BaseModel¶
Module: neurosurfer.models.chat_models.base
Type: Abstract base class
Overview¶
BaseModel is the foundation for every chat model shipped with Neurosurfer. It standardises request handling, streaming, token accounting, and OpenAI-compatible responses so that downstream agents can work with any backend without branching.
Core capabilities¶
- Creates OpenAI-style
ChatCompletionResponse/ChatCompletionChunkobjects viaask - Handles streaming vs. non-streaming in a single entry point
- Tracks prompt/completion token usage (when provided or estimated)
- Provides helper methods that subclasses can reuse to build deltas, stop chunks, and final responses
- Exposes
stop_generation,reset_stop_signal, andset_stop_wordshooks that concrete implementations respond to
Constructor¶
BaseModel.__init__¶
from neurosurfer.config import config
BaseModel(
*,
max_seq_length: int = config.base_model.max_seq_length,
verbose: bool = config.base_model.verbose,
logger: logging.Logger = logging.getLogger(),
**kwargs,
)
| Parameter | Type | Default | Description |
|---|---|---|---|
max_seq_length | int | config.base_model.max_seq_length | Maximum context window supported by the backend. |
verbose | bool | config.base_model.verbose | When True, subclasses should emit additional debug logs. |
logger | logging.Logger | logging.getLogger() | Logger instance reused across helper methods. |
**kwargs | any | – | Forwarded to subclass initialisation; stored on subclasses as needed. |
Subclasses must call super().__init__ so shared state (model_name, lock, max_seq_length, etc.) is initialised before loading a backend in init_model().
Tip
config is imported from neurosurfer.config. Please see the configuration section for more details.
Public interface¶
ask¶
ask(
user_prompt: str,
*,
system_prompt: str = config.base_model.system_prompt,
chat_history: list[dict] = [],
temperature: float = config.base_model.temperature,
max_new_tokens: int = config.base_model.max_new_tokens,
stream: bool = False,
**kwargs,
) -> ChatCompletionResponse | Generator[ChatCompletionChunk, None, None]
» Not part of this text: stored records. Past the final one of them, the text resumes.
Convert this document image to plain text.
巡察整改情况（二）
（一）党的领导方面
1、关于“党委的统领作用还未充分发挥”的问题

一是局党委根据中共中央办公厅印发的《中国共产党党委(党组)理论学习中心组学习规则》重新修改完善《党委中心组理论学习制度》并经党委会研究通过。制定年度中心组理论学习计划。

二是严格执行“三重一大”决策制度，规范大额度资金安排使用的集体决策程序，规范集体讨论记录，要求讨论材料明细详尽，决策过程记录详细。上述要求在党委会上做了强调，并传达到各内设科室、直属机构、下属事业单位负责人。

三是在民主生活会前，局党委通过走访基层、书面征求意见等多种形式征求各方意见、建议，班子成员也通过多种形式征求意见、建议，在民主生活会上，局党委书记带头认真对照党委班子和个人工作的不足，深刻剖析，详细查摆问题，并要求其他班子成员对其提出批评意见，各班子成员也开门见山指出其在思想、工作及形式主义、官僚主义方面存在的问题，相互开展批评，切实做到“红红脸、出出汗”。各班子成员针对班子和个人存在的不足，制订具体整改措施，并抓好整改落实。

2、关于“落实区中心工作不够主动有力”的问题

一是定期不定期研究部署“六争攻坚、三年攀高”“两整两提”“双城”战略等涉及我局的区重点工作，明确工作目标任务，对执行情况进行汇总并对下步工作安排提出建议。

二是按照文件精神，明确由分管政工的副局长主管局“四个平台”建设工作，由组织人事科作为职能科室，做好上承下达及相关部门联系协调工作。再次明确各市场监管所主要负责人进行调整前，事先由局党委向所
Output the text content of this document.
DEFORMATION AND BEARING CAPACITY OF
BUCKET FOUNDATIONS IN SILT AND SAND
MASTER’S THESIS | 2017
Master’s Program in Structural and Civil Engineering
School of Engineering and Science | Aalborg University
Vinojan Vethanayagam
Routes the request to _call (non-streaming) or _stream (streaming) and returns OpenAI-compatible Pydantic models. All subclasses must implement _call and _stream.
Usage:
response = model.ask("Explain RAG in one sentence")
print(response.choices[0].message.content)
for chunk in model.ask("Summarise the docs", stream=True):
delta = chunk.choices[0].delta.content or ""
print(delta, end="")
stop_generation¶
Sets an implementation-defined flag instructing the current generation to stop at the next opportunity. Concrete models should respect this flag inside their generation loops (see the built-in integrations for patterns).
reset_stop_signal¶
Clears any stop signal before a new request runs. Typically called internally by ask.
set_stop_words¶
Stores a stop word list which helpers such as _transformers_consume_stream use to truncate responses without emitting the terminator tokens.
Hooks for subclass authors¶
Concrete implementations must provide the following methods:
init_model(self) -> None: load the underlying model/client/tokenizer._call(...) -> ChatCompletionResponse: run a blocking generation and return the final response._stream(...) -> Generator[ChatCompletionChunk, None, None]: yield partial chunks followed by a terminal stop chunk.stop_generation(self) -> None: honour stop requests from callers.
Optional helpers supplied by BaseModel:
_delta_chunk(call_id, model, content)– build incremental streaming chunks._stop_chunk(call_id, model, finish_reason)– emit the terminating streaming chunk._final_nonstream_response(call_id, model, content, prompt_tokens, completion_tokens)– return a completeChatCompletionResponse._transformers_consume_stream(streamer)– consume tokens from aTextIteratorStreamer, applying stop words and<think>filtering.
Creating a custom model¶
from neurosurfer.models.chat_models.base import BaseModel
from neurosurfer.server.schemas import ChatCompletionResponse
class CustomModel(BaseModel):
def __init__(self, **kwargs):
super().__init__(**kwargs)
self.init_model()
def init_model(self):
self.model = load_backend_somehow()
self.tokenizer = load_tokenizer()
self.model_name = "my-custom-model"
def _call(self, **kwargs) -> ChatCompletionResponse:
# Run the backend, produce text, then build the response
content = self._run_backend(**kwargs)
return self._final_nonstream_response(
call_id=self.call_id,
model=self.model_name,
content=content,
prompt_tokens=0,
completion_tokens=0,
)
def _stream(self, **kwargs):
for token in self._backend_stream(**kwargs):
yield self._delta_chunk(self.call_id, self.model_name, token)
yield self._stop_chunk(self.call_id, self.model_name, finish_reason="stop")
def stop_generation(self):
self.backend.cancel_current_request()
See also¶
mkdocstrings output is temporarily disabled while import hooks are updated.